The standard deviation ${\sigma }_i$ of the predicted values for point i is given by

$${\sigma }_i=\sqrt{{\displaystyle \frac{1}{N-1}}{\displaystyle \sum _{i=1}^N{\left(P_{i,j}-{\overline{P}}_i\right)}^2}}$$

(27)

This standard deviation represents the uncertainty in the prediction for point i. A smaller ${\sigma }_i$ indicates more consistent predictions and less uncertainty, while a larger ${\sigma }_i$ implies greater variability in the predictions.

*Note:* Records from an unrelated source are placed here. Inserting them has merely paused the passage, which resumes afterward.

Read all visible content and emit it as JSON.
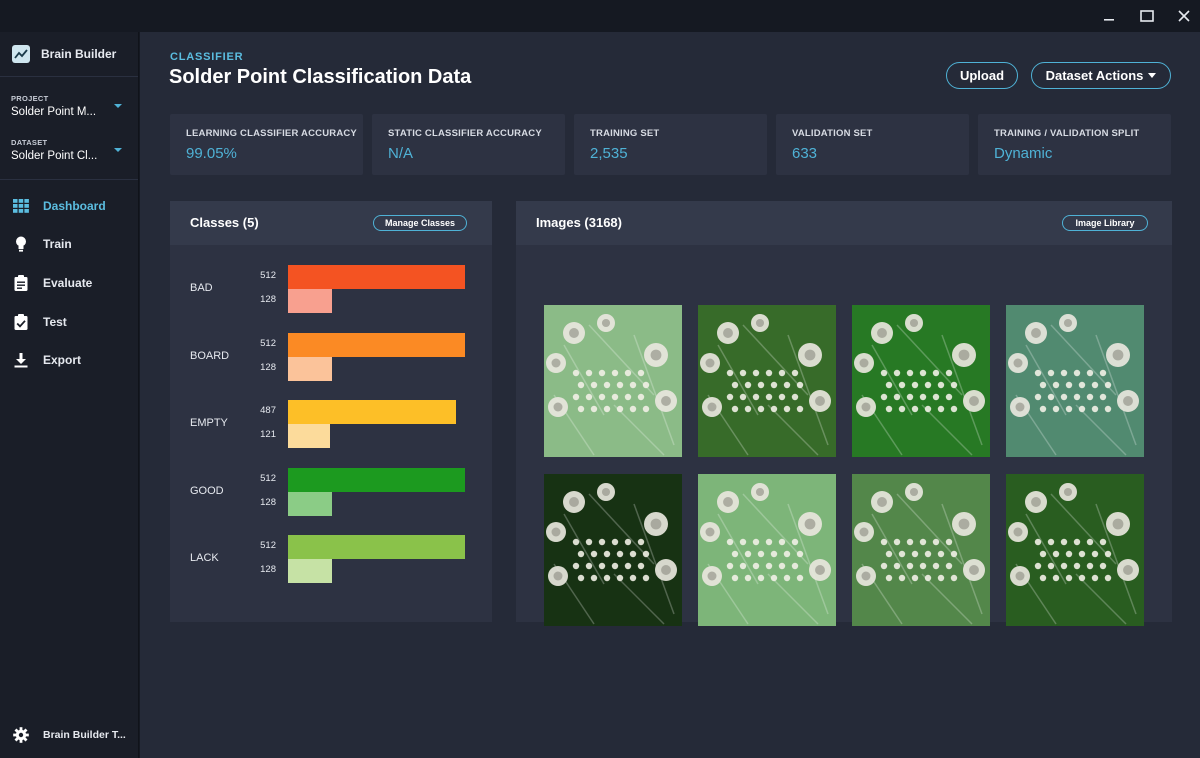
{
  "window": {
    "controls": [
      "minimize-icon",
      "maximize-icon",
      "close-icon"
    ]
  },
  "sidebar": {
    "brand": "Brain Builder",
    "project": {
      "label": "PROJECT",
      "value": "Solder Point M..."
    },
    "dataset": {
      "label": "DATASET",
      "value": "Solder Point Cl..."
    },
    "nav": [
      {
        "label": "Dashboard",
        "icon": "grid-icon",
        "active": true
      },
      {
        "label": "Train",
        "icon": "lightbulb-icon",
        "active": false
      },
      {
        "label": "Evaluate",
        "icon": "clipboard-icon",
        "active": false
      },
      {
        "label": "Test",
        "icon": "clipboard-check-icon",
        "active": false
      },
      {
        "label": "Export",
        "icon": "download-icon",
        "active": false
      }
    ],
    "footer": {
      "label": "Brain Builder T...",
      "icon": "gear-icon"
    }
  },
  "header": {
    "eyebrow": "CLASSIFIER",
    "title": "Solder Point Classification Data",
    "upload_label": "Upload",
    "dataset_actions_label": "Dataset Actions"
  },
  "stats": [
    {
      "label": "LEARNING CLASSIFIER ACCURACY",
      "value": "99.05%"
    },
    {
      "label": "STATIC CLASSIFIER ACCURACY",
      "value": "N/A"
    },
    {
      "label": "TRAINING SET",
      "value": "2,535"
    },
    {
      "label": "VALIDATION SET",
      "value": "633"
    },
    {
      "label": "TRAINING / VALIDATION SPLIT",
      "value": "Dynamic"
    }
  ],
  "classes": {
    "title": "Classes (5)",
    "manage_label": "Manage Classes",
    "max": 512,
    "items": [
      {
        "name": "BAD",
        "train": 512,
        "val": 128,
        "train_color": "#f45322",
        "val_color": "#f8a08f"
      },
      {
        "name": "BOARD",
        "train": 512,
        "val": 128,
        "train_color": "#fb8a24",
        "val_color": "#fbc39a"
      },
      {
        "name": "EMPTY",
        "train": 487,
        "val": 121,
        "train_color": "#fdbf27",
        "val_color": "#fcdb9b"
      },
      {
        "name": "GOOD",
        "train": 512,
        "val": 128,
        "train_color": "#1c9a1f",
        "val_color": "#8bcc86"
      },
      {
        "name": "LACK",
        "train": 512,
        "val": 128,
        "train_color": "#8ac24a",
        "val_color": "#c6e2a5"
      }
    ]
  },
  "images": {
    "title": "Images (3168)",
    "library_label": "Image Library",
    "thumbnails": [
      {
        "tint": "#9fd59a"
      },
      {
        "tint": "#3f7a2f"
      },
      {
        "tint": "#2d8a2a"
      },
      {
        "tint": "#5d9e80"
      },
      {
        "tint": "#1b3a16"
      },
      {
        "tint": "#8fcf8a"
      },
      {
        "tint": "#5f9a55"
      },
      {
        "tint": "#2f6a25"
      }
    ]
  }
}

We can also calculate the confidence intervals for the predictions. For a 95% confidence interval, the lower bound $L{B}_i$ and upper bound $U{B}_i$ for point i are $L{B}_i={\overline{P}}_i-1.96{\sigma }_i$ and $U{B}_i={\overline{P}}_i+1.96{\sigma }_i$, respectively. These intervals provide an estimate of the range within which the true value is likely to fall with 95% confidence.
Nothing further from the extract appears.